Tuning the electronic properties of bilayer group-IV monochalcogenides by stacking order, strain and an electric field: a computational study.

As the isoelectronic counterpart of phosphorene, monolayer group IV-VI binary MX (M = Ge, Sn; X = Se, S) compounds have drawn considerable attention in recent years. In this paper, we construct four high-symmetry stacking models for bilayer MX to tune their electronic properties. We systematically explore the dynamical and thermal stabilities of all bilayer MX. It is found that five of them are possible at room temperature. Then, we perform first-principles calculations to study how the bilayer structure affects their electronic properties.

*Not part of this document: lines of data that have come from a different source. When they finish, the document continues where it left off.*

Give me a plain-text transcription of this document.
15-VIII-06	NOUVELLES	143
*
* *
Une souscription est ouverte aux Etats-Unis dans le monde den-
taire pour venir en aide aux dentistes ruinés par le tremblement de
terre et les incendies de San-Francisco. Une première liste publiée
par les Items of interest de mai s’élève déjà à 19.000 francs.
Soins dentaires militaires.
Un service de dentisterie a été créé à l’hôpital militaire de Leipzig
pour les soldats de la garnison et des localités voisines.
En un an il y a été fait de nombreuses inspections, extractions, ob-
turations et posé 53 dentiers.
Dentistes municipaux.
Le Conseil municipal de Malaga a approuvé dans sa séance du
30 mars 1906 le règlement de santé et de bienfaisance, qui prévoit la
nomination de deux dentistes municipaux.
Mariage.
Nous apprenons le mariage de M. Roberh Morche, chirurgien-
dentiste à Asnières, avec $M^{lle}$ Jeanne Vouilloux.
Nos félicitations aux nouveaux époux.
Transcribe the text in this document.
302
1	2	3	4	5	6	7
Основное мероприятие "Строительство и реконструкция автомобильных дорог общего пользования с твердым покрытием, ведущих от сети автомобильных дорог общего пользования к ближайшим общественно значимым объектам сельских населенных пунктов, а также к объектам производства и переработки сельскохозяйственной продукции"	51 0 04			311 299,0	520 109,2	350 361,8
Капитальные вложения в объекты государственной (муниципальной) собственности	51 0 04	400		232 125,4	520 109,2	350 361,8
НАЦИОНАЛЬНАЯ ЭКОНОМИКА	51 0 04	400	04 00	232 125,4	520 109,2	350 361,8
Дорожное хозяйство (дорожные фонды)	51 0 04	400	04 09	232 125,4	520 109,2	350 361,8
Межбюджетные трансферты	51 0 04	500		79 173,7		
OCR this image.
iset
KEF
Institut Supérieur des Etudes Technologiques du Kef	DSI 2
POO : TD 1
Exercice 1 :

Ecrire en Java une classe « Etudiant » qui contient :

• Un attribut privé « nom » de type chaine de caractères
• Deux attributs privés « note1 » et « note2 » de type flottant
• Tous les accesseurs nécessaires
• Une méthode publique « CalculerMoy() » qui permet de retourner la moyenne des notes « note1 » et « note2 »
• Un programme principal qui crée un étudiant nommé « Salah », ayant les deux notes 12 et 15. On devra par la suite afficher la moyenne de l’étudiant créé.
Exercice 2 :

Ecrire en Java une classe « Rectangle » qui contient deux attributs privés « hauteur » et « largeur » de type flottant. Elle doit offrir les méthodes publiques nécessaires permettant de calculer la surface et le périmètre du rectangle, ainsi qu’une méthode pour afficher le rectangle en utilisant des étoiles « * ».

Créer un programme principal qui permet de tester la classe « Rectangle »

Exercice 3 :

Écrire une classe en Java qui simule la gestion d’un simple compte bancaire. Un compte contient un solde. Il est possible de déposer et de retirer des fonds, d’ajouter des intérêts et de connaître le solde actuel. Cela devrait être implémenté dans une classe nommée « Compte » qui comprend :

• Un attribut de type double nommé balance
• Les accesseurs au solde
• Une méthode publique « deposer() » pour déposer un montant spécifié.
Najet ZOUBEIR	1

The results demonstrate that the electronic properties of MX materials can be modulated by forming bilayer structures. Their bandgap can be tuned over a wide range from 0.789 to 1.617 eV, and an indirect-to-direct transition occurs in three cases. Considering the flexibility of bilayer MX, we utilize in-plane uniaxial tensile strain to adjust their band structures and achieve much more indirect-to-direct bandgap transitions. The realization of direct bandgaps will be helpful for their application in next-generation high-efficiency modern nano-optoelectronic and photovoltaic devices. We also study the responses of different bilayer MX to an external vertical electric field. It is found that their bandgaps decrease rapidly with the increase of the electric field.